Мы принимали за весну каждый ветер с юга. Потом все же пришла весна. Запахло морем.
Только любовь отмечает жизнь. Мы живем в ней, не пропуская страниц.
Помню, как-то Маяковский пришел в «Привал комедиантов» с Лилей Брик. Она ушла с ним. Потом Маяковский вернулся, торопясь.
– Она забыла сумочку, – сказал он, отыскав маленькую черную сумочку на стуле.
Через столик сидела Лариса Михайловна Рейснер, молодая, красивая. Она посмотрела на Маяковского печально.
– Вы вот нашли свою сумочку и будете теперь ее таскать за человеком всю жизнь.
– Я, Лариса Михайловна, – ответил поэт (а может быть, он сказал Лариса), – эту сумочку могу в зубах носить. В любви обиды нет.
Блок жил трудно, обижаясь на многое – нелюбимое. Жизнь уходила на срыв, посвящения стихов не сливались, и люди больше любили знаменитость поэта, прекрасного собой, чем самого поэта. Поэт был очень одинок и в своей квартире, которая представляла бедную, скромно обставленную часть не очень богатой квартиры тестя – великого химика Дмитрия Менделеева.
Так с чего я начал вспоминать? Воспоминания ведь не раскатываются, как рулон, они идут клочками. Я их потом переклеиваю, стараюсь, чтобы все было подряд, чтобы читать было полегче. Но времени прошло много, и жизнь износилась на сгибах и распалась частично.
Женщина, которую любил Маяковский, попросила, чтобы он принес книгу Блока с автографом. Не знаю, где сейчас этот автограф. Блок охотно написал автограф на книге «Седое утро» [33] . Маяковский взял книгу и собрался уходить. Стояли друг против друга двое, очень хорошо знающих друг друга, готовых друг для друга на жертву.

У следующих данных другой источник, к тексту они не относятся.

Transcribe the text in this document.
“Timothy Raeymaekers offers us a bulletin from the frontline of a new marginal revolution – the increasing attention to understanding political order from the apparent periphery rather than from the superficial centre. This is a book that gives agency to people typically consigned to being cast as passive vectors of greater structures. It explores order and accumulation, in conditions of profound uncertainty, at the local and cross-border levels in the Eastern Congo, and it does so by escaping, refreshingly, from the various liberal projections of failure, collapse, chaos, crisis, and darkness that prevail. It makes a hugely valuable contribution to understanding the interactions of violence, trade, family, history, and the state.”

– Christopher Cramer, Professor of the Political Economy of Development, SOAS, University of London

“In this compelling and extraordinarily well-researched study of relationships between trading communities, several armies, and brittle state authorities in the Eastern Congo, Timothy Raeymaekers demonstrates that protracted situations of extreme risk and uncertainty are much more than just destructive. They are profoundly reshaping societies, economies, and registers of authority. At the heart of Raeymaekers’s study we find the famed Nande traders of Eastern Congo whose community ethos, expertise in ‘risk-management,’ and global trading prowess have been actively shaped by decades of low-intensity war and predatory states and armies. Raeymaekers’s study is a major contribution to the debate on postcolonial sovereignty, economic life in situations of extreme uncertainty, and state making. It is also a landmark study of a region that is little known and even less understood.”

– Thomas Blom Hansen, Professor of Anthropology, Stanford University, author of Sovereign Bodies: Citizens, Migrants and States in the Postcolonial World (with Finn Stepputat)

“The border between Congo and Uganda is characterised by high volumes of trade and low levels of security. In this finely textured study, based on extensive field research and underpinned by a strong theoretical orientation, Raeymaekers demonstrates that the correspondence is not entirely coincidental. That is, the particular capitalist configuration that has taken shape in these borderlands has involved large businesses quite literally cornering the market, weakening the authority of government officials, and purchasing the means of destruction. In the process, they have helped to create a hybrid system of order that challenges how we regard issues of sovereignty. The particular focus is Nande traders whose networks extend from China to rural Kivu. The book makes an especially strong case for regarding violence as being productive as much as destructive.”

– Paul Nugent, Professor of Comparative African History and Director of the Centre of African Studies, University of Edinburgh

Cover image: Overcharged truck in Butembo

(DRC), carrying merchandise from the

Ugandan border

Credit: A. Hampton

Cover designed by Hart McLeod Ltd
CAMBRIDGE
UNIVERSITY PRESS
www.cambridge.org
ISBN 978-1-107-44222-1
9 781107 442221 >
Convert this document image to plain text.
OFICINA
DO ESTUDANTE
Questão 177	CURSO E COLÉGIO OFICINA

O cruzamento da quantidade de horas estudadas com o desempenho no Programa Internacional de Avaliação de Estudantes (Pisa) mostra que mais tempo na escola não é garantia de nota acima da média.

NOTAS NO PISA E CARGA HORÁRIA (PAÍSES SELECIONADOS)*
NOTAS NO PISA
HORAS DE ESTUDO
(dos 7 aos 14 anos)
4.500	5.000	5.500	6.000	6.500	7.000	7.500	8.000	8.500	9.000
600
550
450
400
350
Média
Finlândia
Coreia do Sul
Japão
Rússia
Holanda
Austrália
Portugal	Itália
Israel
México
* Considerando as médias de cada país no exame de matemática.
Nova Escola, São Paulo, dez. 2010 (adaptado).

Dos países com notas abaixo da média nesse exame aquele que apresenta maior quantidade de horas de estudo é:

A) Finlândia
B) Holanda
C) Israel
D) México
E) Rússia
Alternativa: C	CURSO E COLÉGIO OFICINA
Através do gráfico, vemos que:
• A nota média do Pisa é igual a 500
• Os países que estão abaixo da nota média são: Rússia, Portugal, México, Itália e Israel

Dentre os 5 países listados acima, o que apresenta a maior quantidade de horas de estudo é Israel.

– Может быть, мы поговорим, если уж вы пришли? – сказал Александр Блок.
Владимир Маяковский ответил, как очень молодой человек:
33
«Седое утро» – сборник стихов А. Блока, вышедший в 1920 г.
– Мне некогда: автограф ждут.
– Это хорошо, когда человеку некогда от любви, когда он торопится. Но нехорошо, что у нас нет времени друг для друга.
Историю эту мне печально рассказал сам Владимир Владимирович.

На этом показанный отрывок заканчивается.